The folksinger and the folklorist

PLATTSBURGH — The late Pete Seeger’s reach was immeasurable, and touched locally due to his and his wife’s love of the Adirondacks and their long friendship with historian/folklorist Marjorie Lansing Porter.

The great-granddaughter of abolitionist and Essex County Republican founder and publisher Wendell Lansing, Porter was a newshound by blood.

She was an editor of the Essex County Republican and columnist for Adirondack Life, North Country Life, Press-Republican, North Countryman, Valley News and Elizabethtown Post.

Porter was also Essex County Historian and one of the founders of the Adirondack History Center Museum in Elizabethtown.

In her spare time, she collected traditional music all over the Adirondacks.


Seeger recalled meeting Porter at a Lake George festival in the early 1950s, according to a YouTube video posted by Porter’s granddaughter and music producer, June Millington, May 18, 2009.

At the festival, Porter was accompanied by Lawrence Older, an Adirondack fiddler and singer, and Ray Tehanetorens Fadden, founder of the Six Nations Indian Museum at Onchiota.

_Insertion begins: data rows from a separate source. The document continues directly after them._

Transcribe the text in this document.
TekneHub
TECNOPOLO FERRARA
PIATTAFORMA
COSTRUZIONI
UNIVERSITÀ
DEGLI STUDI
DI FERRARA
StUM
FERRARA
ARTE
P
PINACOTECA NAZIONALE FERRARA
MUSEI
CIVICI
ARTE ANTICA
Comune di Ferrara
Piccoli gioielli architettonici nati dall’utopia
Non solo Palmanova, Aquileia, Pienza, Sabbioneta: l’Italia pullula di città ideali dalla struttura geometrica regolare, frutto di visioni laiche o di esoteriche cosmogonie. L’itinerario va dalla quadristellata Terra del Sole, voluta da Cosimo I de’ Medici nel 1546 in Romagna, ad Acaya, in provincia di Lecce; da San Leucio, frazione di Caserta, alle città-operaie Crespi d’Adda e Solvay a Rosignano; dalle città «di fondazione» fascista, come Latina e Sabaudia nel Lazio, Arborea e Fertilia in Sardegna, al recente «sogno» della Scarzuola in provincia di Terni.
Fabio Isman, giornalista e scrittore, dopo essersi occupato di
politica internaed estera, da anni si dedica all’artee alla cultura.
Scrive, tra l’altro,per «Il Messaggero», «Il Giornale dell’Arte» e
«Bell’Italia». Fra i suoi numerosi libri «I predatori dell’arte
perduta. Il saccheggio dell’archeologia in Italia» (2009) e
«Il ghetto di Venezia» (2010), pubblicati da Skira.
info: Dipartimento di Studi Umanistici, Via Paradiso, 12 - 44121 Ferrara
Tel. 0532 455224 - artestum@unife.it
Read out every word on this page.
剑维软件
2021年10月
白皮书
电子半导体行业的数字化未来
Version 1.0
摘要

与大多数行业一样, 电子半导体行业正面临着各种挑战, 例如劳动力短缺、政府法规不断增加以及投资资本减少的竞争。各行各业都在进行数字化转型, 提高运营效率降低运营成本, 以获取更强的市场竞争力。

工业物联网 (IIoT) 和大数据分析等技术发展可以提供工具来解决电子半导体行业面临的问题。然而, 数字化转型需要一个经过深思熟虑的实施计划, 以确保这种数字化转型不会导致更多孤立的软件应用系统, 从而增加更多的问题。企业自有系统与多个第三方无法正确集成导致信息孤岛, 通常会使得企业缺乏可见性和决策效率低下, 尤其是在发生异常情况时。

Porter told Seeger about Older Timer’s Day in Keene. Seeger attended one on July 25, 1954.

“On the field recordings she made, you can hear Pete on the banjo backing Dean White of Elizabethtown and Lawrence Older,” said Lee Knight, a folksinger/storyteller/outdoor leader, who lives in Cullowhee, N.C. He is a Saranac Lake native and was a friend to both Porter and Seeger. 

“Pete’s playing his banjo on these recordings,” Knight said. “He came with a folklorist named Kenny Goldstein.”

Porter entrusted Knight with her field recordings including folk ballads, French-Canadian songs and fiddle music. He also has correspondence sent by Seeger.

“She didn’t keep everything,” Knight said. “In some ways she was a pack rat, and sometimes she didn’t keep stuff. I have a dozen letters and Christmas cards. She let me take a lot of her material for working on her book.”